Священник не поправляет мистера Брукса касательно источника его ссылки. Кроме того, он ощущает у него полное отсутствие интереса к их разговору.
– Но вы же не просто убрали письма в ящик?
– Ну, я поспрашивал кое-где. И спросил Фреда, не знает ли он чего.
– А кто такой этот мистер Уинн?
Уинн оказывается суконщиком, который живет дальше по железной дороге в Блоксуиче. У него есть сын, который учится в уолсоллской школе вместе с сыном Брукса. Каждое утро они встречаются в поезде и обычно возвращаются вместе.
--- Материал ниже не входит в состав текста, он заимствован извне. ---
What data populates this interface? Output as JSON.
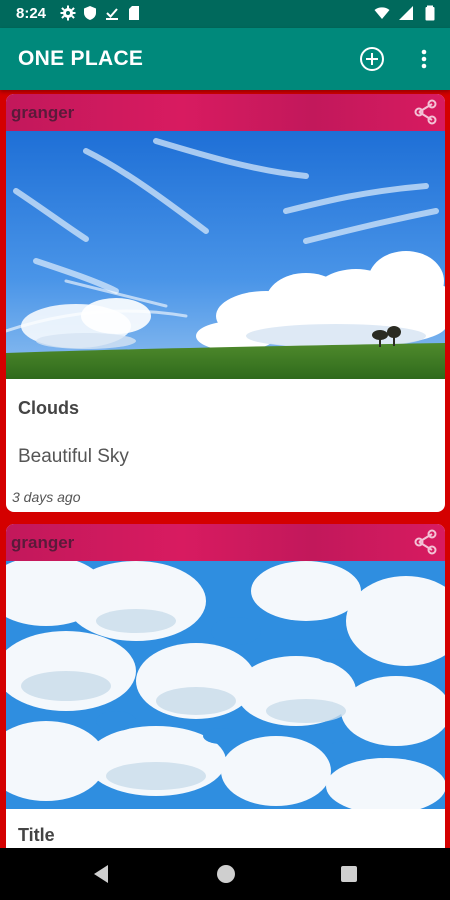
{
  "status_bar": {
    "time": "8:24",
    "left_icons": [
      "gear-icon",
      "shield-icon",
      "download-done-icon",
      "sd-card-icon"
    ],
    "right_icons": [
      "wifi-icon",
      "signal-icon",
      "battery-icon"
    ]
  },
  "app_bar": {
    "title": "ONE PLACE",
    "add_icon": "add-circle-icon",
    "menu_icon": "more-vert-icon",
    "color": "#00897b",
    "status_color": "#00695c"
  },
  "feed": {
    "background_color": "#d40000",
    "header_color": "#d81b60",
    "posts": [
      {
        "user": "granger",
        "image": "sky-over-green-field-photo",
        "title": "Clouds",
        "description": "Beautiful Sky",
        "time": "3 days ago"
      },
      {
        "user": "granger",
        "image": "cumulus-clouds-blue-sky-photo",
        "title": "Title"
      }
    ]
  },
  "nav_bar": {
    "icons": [
      "back-icon",
      "home-icon",
      "recents-icon"
    ]
  }
}
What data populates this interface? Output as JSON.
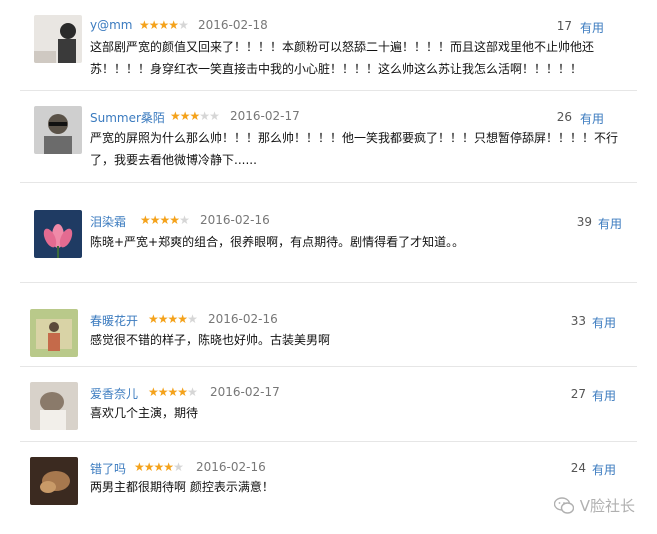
{
  "useful_label": "有用",
  "reviews": [
    {
      "user": "y@mm",
      "rating": 4,
      "date": "2016-02-18",
      "votes": "17",
      "lines": [
        "这部剧严宽的颜值又回来了！！！！本颜粉可以怒舔二十遍！！！！而且这部戏里他不止帅他还",
        "苏！！！！身穿红衣一笑直接击中我的小心脏！！！！这么帅这么苏让我怎么活啊！！！！！"
      ],
      "avatar_icon": "avatar-photo-icon"
    },
    {
      "user": "Summer桑陌",
      "rating": 3,
      "date": "2016-02-17",
      "votes": "26",
      "lines": [
        "严宽的屏照为什么那么帅！！！那么帅！！！！他一笑我都要疯了！！！只想暂停舔屏！！！！不行",
        "了，我要去看他微博冷静下......"
      ],
      "avatar_icon": "avatar-photo-icon"
    },
    {
      "user": "泪染霜",
      "rating": 4,
      "date": "2016-02-16",
      "votes": "39",
      "lines": [
        "陈晓+严宽+郑爽的组合，很养眼啊，有点期待。剧情得看了才知道。。"
      ],
      "avatar_icon": "avatar-lotus-icon"
    },
    {
      "user": "春暖花开",
      "rating": 4,
      "date": "2016-02-16",
      "votes": "33",
      "lines": [
        "感觉很不错的样子，陈晓也好帅。古装美男啊"
      ],
      "avatar_icon": "avatar-photo-icon"
    },
    {
      "user": "爱香奈儿",
      "rating": 4,
      "date": "2016-02-17",
      "votes": "27",
      "lines": [
        "喜欢几个主演，期待"
      ],
      "avatar_icon": "avatar-photo-icon"
    },
    {
      "user": "错了吗",
      "rating": 4,
      "date": "2016-02-16",
      "votes": "24",
      "lines": [
        "两男主都很期待啊 颜控表示满意！"
      ],
      "avatar_icon": "avatar-photo-icon"
    }
  ],
  "watermark": {
    "text": "V脸社长",
    "icon": "wechat-icon"
  },
  "colors": {
    "link": "#3b7bbf",
    "star_on": "#f4a21b",
    "star_off": "#d6d6d6"
  }
}
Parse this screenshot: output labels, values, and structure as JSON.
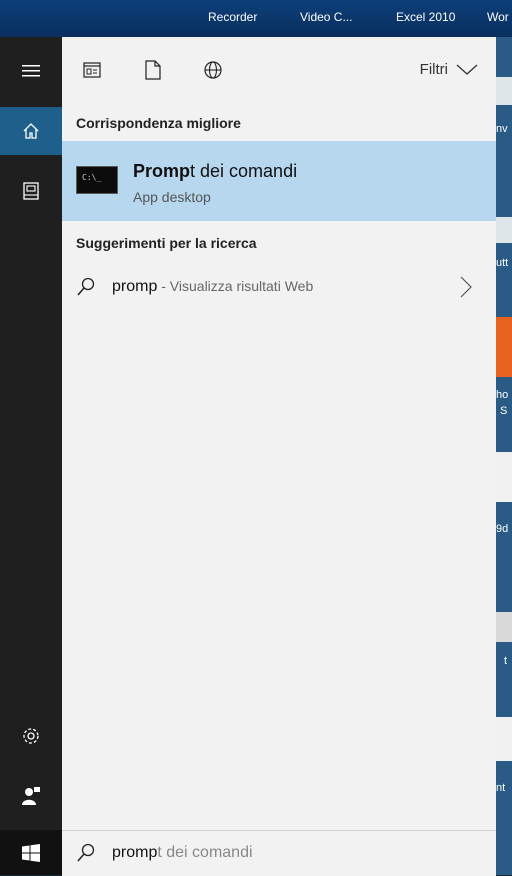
{
  "taskbar": {
    "items": [
      "Recorder",
      "Video C...",
      "Excel 2010",
      "Wor"
    ]
  },
  "rail": {
    "items": [
      {
        "icon": "hamburger-icon"
      },
      {
        "icon": "home-icon",
        "active": true
      },
      {
        "icon": "notebook-icon"
      },
      {
        "icon": "gear-icon"
      },
      {
        "icon": "feedback-icon"
      }
    ]
  },
  "filters": {
    "icons": [
      "apps-filter-icon",
      "documents-filter-icon",
      "web-filter-icon"
    ],
    "label": "Filtri"
  },
  "best_match": {
    "header": "Corrispondenza migliore",
    "icon_text": "C:\\_",
    "title_bold": "Promp",
    "title_rest": "t dei comandi",
    "subtitle": "App desktop"
  },
  "suggestions": {
    "header": "Suggerimenti per la ricerca",
    "items": [
      {
        "bold": "promp",
        "rest": " - Visualizza risultati Web"
      }
    ]
  },
  "search": {
    "typed": "promp",
    "ghost": "t dei comandi"
  },
  "desktop_labels": [
    "nv",
    "utt",
    "ho",
    "S",
    "9d",
    "t",
    "nt"
  ],
  "colors": {
    "accent": "#1f5f8c",
    "highlight": "#b7d7ef",
    "panel": "#f2f2f2",
    "rail": "#1f1f1f"
  }
}
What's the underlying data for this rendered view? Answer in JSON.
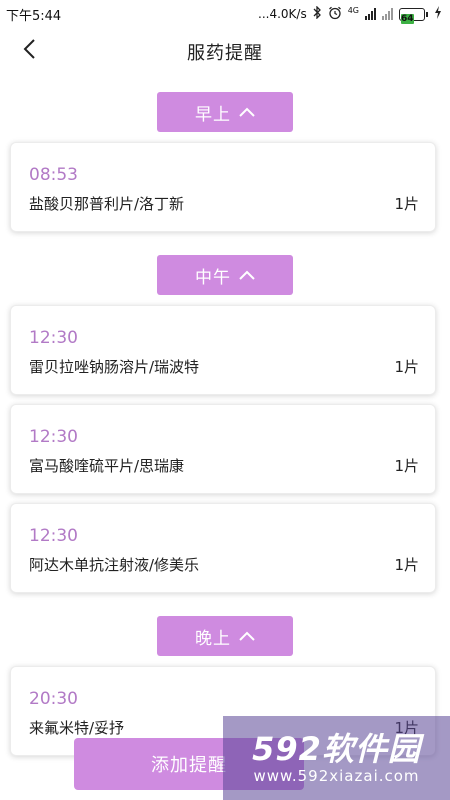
{
  "status_bar": {
    "time": "下午5:44",
    "network_speed": "...4.0K/s",
    "network_type": "4G",
    "battery": "64"
  },
  "header": {
    "title": "服药提醒"
  },
  "sections": [
    {
      "label": "早上"
    },
    {
      "label": "中午"
    },
    {
      "label": "晚上"
    }
  ],
  "reminders": [
    {
      "time": "08:53",
      "drug": "盐酸贝那普利片/洛丁新",
      "dose": "1片"
    },
    {
      "time": "12:30",
      "drug": "雷贝拉唑钠肠溶片/瑞波特",
      "dose": "1片"
    },
    {
      "time": "12:30",
      "drug": "富马酸喹硫平片/思瑞康",
      "dose": "1片"
    },
    {
      "time": "12:30",
      "drug": "阿达木单抗注射液/修美乐",
      "dose": "1片"
    },
    {
      "time": "20:30",
      "drug": "来氟米特/妥抒",
      "dose": "1片"
    }
  ],
  "add_button": {
    "label": "添加提醒"
  },
  "watermark": {
    "logo": "592软件园",
    "url": "www.592xiazai.com"
  },
  "colors": {
    "accent": "#cf8be0",
    "time_text": "#b27ac6"
  }
}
Некоторое время назад – Брукс не уточняет, когда именно, – сын Уинна и Фред разбили окно в вагоне. Оба поклялись, что разбил его мальчик по фамилии Спек, а потом железнодорожное начальство решило не подавать в суд. Случилось это за несколько недель до того, как пришло первое письмо. Быть может, тут была какая-то связь. Быть может, нет.
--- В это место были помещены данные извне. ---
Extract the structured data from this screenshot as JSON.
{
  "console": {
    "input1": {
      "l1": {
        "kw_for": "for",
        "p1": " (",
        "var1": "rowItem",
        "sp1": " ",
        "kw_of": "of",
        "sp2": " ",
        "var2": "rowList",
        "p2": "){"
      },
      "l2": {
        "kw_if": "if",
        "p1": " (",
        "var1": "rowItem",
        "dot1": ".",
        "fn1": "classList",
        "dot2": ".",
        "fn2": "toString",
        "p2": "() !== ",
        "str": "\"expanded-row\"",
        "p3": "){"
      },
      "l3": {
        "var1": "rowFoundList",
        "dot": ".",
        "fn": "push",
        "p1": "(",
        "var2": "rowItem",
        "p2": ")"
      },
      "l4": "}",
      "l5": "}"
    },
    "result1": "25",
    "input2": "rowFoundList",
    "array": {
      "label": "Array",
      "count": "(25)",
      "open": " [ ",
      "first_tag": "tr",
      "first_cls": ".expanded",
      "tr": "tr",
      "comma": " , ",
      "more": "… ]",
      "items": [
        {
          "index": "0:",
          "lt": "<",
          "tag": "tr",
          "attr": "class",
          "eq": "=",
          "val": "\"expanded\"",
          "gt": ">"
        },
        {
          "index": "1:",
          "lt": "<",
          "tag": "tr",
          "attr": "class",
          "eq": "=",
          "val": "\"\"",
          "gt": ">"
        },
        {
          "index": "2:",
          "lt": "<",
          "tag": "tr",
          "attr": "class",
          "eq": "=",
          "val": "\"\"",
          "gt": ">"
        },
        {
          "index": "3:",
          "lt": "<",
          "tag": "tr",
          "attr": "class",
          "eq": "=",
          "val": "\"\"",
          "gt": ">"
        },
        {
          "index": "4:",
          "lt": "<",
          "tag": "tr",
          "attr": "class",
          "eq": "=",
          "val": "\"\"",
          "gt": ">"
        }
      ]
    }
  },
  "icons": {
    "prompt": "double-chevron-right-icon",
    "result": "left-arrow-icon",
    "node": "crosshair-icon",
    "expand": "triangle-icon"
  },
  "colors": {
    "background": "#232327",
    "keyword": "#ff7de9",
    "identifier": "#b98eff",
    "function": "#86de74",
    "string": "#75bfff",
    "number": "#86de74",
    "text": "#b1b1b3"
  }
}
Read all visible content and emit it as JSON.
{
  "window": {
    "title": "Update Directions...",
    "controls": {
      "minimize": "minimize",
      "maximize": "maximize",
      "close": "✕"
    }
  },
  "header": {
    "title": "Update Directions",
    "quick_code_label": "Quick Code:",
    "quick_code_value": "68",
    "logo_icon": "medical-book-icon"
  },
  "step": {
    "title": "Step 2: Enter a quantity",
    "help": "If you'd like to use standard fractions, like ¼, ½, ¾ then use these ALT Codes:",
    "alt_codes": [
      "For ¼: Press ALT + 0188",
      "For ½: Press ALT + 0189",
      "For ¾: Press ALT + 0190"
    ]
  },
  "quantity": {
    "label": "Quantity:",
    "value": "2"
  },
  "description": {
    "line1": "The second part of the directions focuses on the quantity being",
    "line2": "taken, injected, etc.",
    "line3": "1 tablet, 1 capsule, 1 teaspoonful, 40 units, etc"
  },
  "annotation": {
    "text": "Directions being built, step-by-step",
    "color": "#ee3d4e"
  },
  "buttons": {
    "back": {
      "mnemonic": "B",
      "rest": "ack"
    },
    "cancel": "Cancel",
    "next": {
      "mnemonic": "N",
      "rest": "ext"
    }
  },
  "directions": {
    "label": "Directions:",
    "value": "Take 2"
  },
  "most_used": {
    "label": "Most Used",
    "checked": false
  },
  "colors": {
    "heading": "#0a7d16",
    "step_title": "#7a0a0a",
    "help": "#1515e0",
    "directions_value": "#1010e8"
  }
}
Теперь священник понимает отсутствие у Брукса всякого интереса к делу. Нет, торговец скобяным товаром не знает, кто такой Спек. Нет, мистер Уинн никаких писем не получал. Нет, сын Уинна и сын Брукса с Джорджем не дружат. В последнем вряд ли есть что-то неожиданное.
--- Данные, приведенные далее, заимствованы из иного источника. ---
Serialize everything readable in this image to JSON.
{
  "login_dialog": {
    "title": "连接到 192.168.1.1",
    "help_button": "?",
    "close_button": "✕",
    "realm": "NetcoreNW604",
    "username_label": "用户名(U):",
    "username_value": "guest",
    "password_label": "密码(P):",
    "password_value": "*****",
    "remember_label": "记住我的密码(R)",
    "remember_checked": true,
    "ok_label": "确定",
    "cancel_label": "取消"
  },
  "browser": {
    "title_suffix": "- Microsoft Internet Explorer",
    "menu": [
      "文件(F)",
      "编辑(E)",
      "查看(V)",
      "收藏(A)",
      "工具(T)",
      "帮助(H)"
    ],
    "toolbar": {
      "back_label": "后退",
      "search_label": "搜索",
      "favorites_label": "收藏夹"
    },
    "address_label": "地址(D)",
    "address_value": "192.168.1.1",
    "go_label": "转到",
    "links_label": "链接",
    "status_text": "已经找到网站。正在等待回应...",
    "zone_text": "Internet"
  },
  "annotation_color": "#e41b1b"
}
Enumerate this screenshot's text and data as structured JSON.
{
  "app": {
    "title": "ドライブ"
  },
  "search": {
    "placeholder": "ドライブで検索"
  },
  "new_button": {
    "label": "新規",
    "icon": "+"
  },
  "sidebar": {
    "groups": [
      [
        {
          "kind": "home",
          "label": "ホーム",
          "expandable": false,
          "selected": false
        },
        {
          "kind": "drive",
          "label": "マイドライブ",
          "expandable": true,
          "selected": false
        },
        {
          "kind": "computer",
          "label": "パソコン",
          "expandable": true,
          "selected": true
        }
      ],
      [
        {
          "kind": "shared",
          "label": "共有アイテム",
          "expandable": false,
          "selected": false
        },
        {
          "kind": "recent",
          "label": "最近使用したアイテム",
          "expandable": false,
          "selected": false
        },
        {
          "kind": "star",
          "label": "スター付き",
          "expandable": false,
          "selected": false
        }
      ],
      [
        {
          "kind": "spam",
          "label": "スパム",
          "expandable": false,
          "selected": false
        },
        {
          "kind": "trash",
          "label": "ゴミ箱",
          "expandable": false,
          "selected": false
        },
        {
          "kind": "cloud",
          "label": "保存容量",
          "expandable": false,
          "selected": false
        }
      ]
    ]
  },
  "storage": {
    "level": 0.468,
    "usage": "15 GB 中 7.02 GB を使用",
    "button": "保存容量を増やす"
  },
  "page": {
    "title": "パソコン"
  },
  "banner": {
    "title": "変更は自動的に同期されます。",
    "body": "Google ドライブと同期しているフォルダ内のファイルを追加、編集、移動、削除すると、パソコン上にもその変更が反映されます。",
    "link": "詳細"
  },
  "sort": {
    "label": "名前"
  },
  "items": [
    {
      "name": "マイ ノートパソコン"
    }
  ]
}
Сапурджи перед ужином рассказывает Джорджу про этот разговор и добавляет, что это его подбодрило.
– Почему это вас подбодрило, отец?
– Чем больше людей оказывается замешано, тем вероятнее, что негодяй будет обличен. Чем больше людей он преследует, тем вероятнее, что он допустит ошибку. Ты что-нибудь знаешь про этого мальчика? Про Спека?
– Спек? Нет, я его не знаю. – Джордж качает головой.
– И преследование Бруксов подбодрило меня еще в одном отношении. Оно доказывает, что тут не просто расовое предубеждение.
– Разве это хорошо, отец? Если вас ненавидят не по единственной причине?
Сапурджи улыбается про себя. Эти вспышки интеллекта у кроткого мальчика, который так часто замыкается в себе, всегда его радуют.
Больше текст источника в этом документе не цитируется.